“I will break the bubble and put an end to the silence”, announced Ricky Rubio (el Masnou, 1990) in the solitude of the street, but accompanied by his friends in the audience. With his father, Esteve, and his sister Laia on one side, his closest friends on the other and Barça’s main team in the center. Basketball was the least important part of the presentation as a new Barcelona player. Dressed casually in jeans, a gray jumper and leggings, the flamboyant signing took the microphone and let loose. “When you see yourself reflected in someone, you don’t feel so alone; I hope that speaking so openly about my mental health problems will help more people,” he anticipated.
The Masnou defender has been training under Roger Grimau for almost a month and has been officially linked to Barça for three weeks, although the official presentation was delayed until yesterday, after reappearing with the Spanish national team last week past the FIBA ??competition periods. But not even his most recent debut as a Barcelona player overshadowed the slow, sincere and, at times, striking speech that Ricky Rubio gave. “I developed chronic stress and it deregulated my body. I never labeled it as such, like depression or an anxiety disorder, I had symptoms of mental health issues and the only way to deal with them was to understand why I had gotten to this point. And it was due to two factors, one internal and one external”, he explained with a serious face, but conveying peace and tranquility.

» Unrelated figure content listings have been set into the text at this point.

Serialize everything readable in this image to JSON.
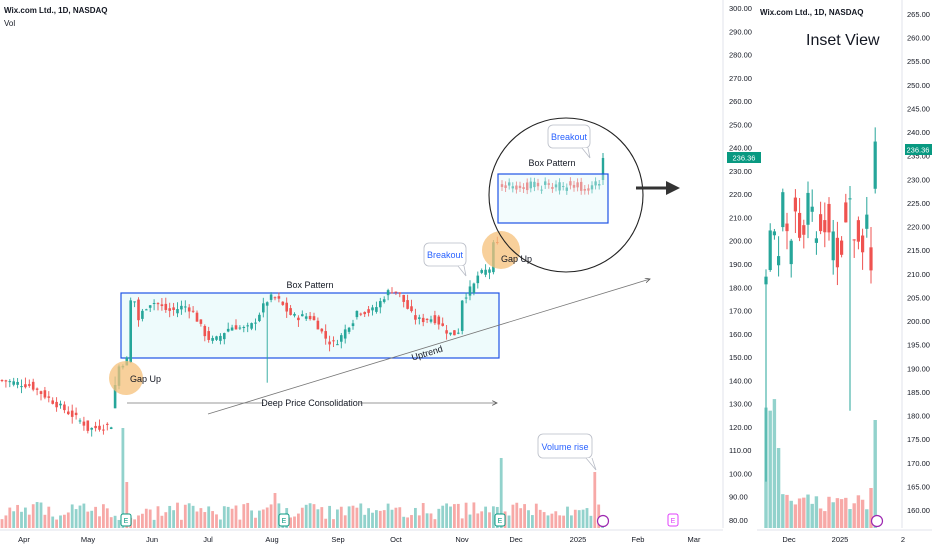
{
  "main": {
    "symbol_label": "Wix.com Ltd., 1D, NASDAQ",
    "volume_label": "Vol",
    "price_axis_ticks": [
      "300.00",
      "290.00",
      "280.00",
      "270.00",
      "260.00",
      "250.00",
      "240.00",
      "230.00",
      "220.00",
      "210.00",
      "200.00",
      "190.00",
      "180.00",
      "170.00",
      "160.00",
      "150.00",
      "140.00",
      "130.00",
      "120.00",
      "110.00",
      "100.00",
      "90.00",
      "80.00"
    ],
    "time_axis_ticks": [
      "Apr",
      "May",
      "Jun",
      "Jul",
      "Aug",
      "Sep",
      "Oct",
      "Nov",
      "Dec",
      "2025",
      "Feb",
      "Mar"
    ],
    "last_price": "236.36"
  },
  "inset": {
    "symbol_label": "Wix.com Ltd., 1D, NASDAQ",
    "title": "Inset View",
    "price_axis_ticks": [
      "265.00",
      "260.00",
      "255.00",
      "250.00",
      "245.00",
      "240.00",
      "235.00",
      "230.00",
      "225.00",
      "220.00",
      "215.00",
      "210.00",
      "205.00",
      "200.00",
      "195.00",
      "190.00",
      "185.00",
      "180.00",
      "175.00",
      "170.00",
      "165.00",
      "160.00"
    ],
    "time_axis_ticks": [
      "Dec",
      "2025",
      "2"
    ],
    "last_price": "236.36"
  },
  "annotations": {
    "box_pattern_1": "Box Pattern",
    "box_pattern_2": "Box Pattern",
    "gap_up_1": "Gap Up",
    "gap_up_2": "Gap Up",
    "breakout_1": "Breakout",
    "breakout_2": "Breakout",
    "uptrend": "Uptrend",
    "consolidation": "Deep Price Consolidation",
    "volume_rise": "Volume rise"
  },
  "colors": {
    "up": "#26a69a",
    "down": "#ef5350",
    "box": "#1e53e5",
    "gap": "#f5c07a",
    "callout_text": "#2962ff",
    "badge": "#089981"
  },
  "chart_data": [
    {
      "type": "candlestick",
      "name": "main",
      "x_range": [
        "Apr",
        "Mar"
      ],
      "ylim": [
        80,
        300
      ],
      "segments": [
        {
          "from": "Apr",
          "to": "mid-May",
          "start": 141,
          "end": 120
        },
        {
          "from": "mid-May",
          "to": "late-May",
          "start": 120,
          "end": 146
        },
        {
          "from": "late-May",
          "to": "early Nov",
          "low": 153,
          "high": 180,
          "note": "box consolidation"
        },
        {
          "from": "mid-Nov",
          "to": "late-Nov",
          "start": 178,
          "end": 198
        },
        {
          "from": "Dec",
          "to": "Jan",
          "low": 213,
          "high": 226
        },
        {
          "from": "Jan",
          "to": "Jan",
          "end": 236.36
        }
      ]
    },
    {
      "type": "candlestick",
      "name": "inset",
      "x_range": [
        "Dec",
        "2"
      ],
      "ylim": [
        160,
        265
      ],
      "last": 236.36
    }
  ]
}
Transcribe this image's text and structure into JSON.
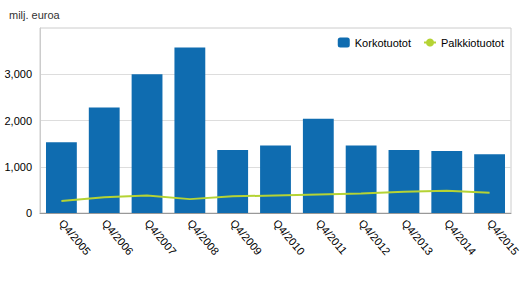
{
  "chart_data": {
    "type": "bar",
    "subtitle": "milj. euroa",
    "categories": [
      "Q4/2005",
      "Q4/2006",
      "Q4/2007",
      "Q4/2008",
      "Q4/2009",
      "Q4/2010",
      "Q4/2011",
      "Q4/2012",
      "Q4/2013",
      "Q4/2014",
      "Q4/2015"
    ],
    "series": [
      {
        "name": "Korkotuotot",
        "type": "bar",
        "color": "#0f6cb0",
        "values": [
          1530,
          2280,
          3000,
          3580,
          1360,
          1460,
          2040,
          1460,
          1360,
          1340,
          1270
        ]
      },
      {
        "name": "Palkkiotuotot",
        "type": "line",
        "color": "#b5d334",
        "values": [
          260,
          340,
          380,
          300,
          360,
          380,
          400,
          420,
          460,
          480,
          440
        ]
      }
    ],
    "ylim": [
      0,
      4000
    ],
    "yticks": [
      0,
      1000,
      2000,
      3000
    ],
    "grid": true,
    "legend": "upper right"
  }
}
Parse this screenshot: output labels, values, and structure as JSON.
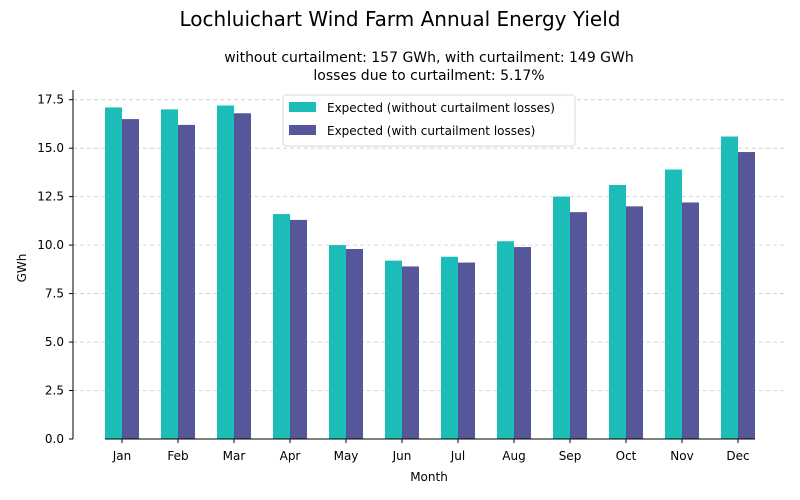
{
  "figure": {
    "suptitle": "Lochluichart Wind Farm Annual Energy Yield",
    "subtitle_line1": "without curtailment: 157 GWh, with curtailment: 149 GWh",
    "subtitle_line2": "losses due to curtailment: 5.17%"
  },
  "chart_data": {
    "type": "bar",
    "title": "without curtailment: 157 GWh, with curtailment: 149 GWh\nlosses due to curtailment: 5.17%",
    "xlabel": "Month",
    "ylabel": "GWh",
    "ylim": [
      0,
      18
    ],
    "yticks": [
      0.0,
      2.5,
      5.0,
      7.5,
      10.0,
      12.5,
      15.0,
      17.5
    ],
    "ytick_labels": [
      "0.0",
      "2.5",
      "5.0",
      "7.5",
      "10.0",
      "12.5",
      "15.0",
      "17.5"
    ],
    "grid": "y-dashed",
    "legend_position": "top-center",
    "categories": [
      "Jan",
      "Feb",
      "Mar",
      "Apr",
      "May",
      "Jun",
      "Jul",
      "Aug",
      "Sep",
      "Oct",
      "Nov",
      "Dec"
    ],
    "series": [
      {
        "name": "Expected (without curtailment losses)",
        "color": "#1cbcb8",
        "values": [
          17.1,
          17.0,
          17.2,
          11.6,
          10.0,
          9.2,
          9.4,
          10.2,
          12.5,
          13.1,
          13.9,
          15.6
        ]
      },
      {
        "name": "Expected (with curtailment losses)",
        "color": "#56569a",
        "values": [
          16.5,
          16.2,
          16.8,
          11.3,
          9.8,
          8.9,
          9.1,
          9.9,
          11.7,
          12.0,
          12.2,
          14.8
        ]
      }
    ]
  }
}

“The intern is because of my way of thinking, that things had to be one way and now I see that there is another way. I still don’t fully believe it, but the psychologist told me to trust it, that there are many ways to get to Rome – she explained. The external was basketball, the competition. The player had eaten the person and I didn’t know who he was, it was a very complicated moment and I was very scared. I needed to get away from everything, and that’s why I came home.”
At two points in the speech, Rubio uttered the word fear. “Fear is relative and is sometimes confused with nerves, which are not the same thing. In the end what happened to me was that there was nothing that seemed right to me, but I have learned to put things into perspective and not to go to extremes. There are gray ones and I’m learning to draw them,” he revealed.
Everything exploded at the beginning of August, when he was concentrating on Spain for the World Cup and decided to go to Scariolo’s office to inform him of his decision to temporarily leave basketball. “Then I felt like the most cowardly person in the world, I didn’t understand how, after so many years, I wasn’t able to overcome one more problem. But now, with perspective, I think I was very brave, because the problem was bigger than basketball and I thought about myself”, he emphasized.
Ricky, who defined the recovery process as “climbing the Dragon Khan”, explained: “Since August and for three or four months, every day I got up, basketball was over for me. The person was not there, I had to discover him and I have been working on him. I had always built myself from the outside in, and now I have done the reverse process. It’s very hard, but also very rewarding.”
From the time he left basketball and began to treat himself until he returned to training at the Palau, six months passed. “They told me that I went fast, but for me it took forever, I was done with basketball. It has been a stage of respect and fear”, he admitted, at the same time referring to a walk in the mountains with Mar, his therapist, as the moment he saw himself with the strength to try again.
Before the event ended, Ricky tried to reach out with words to the people who suffer from something similar and also to his own: “If you work you can get out of the darkness we are in, you need to ask the professionals for help. And always a few kind words, phrases like ‘I’m here’ or a good hug help”.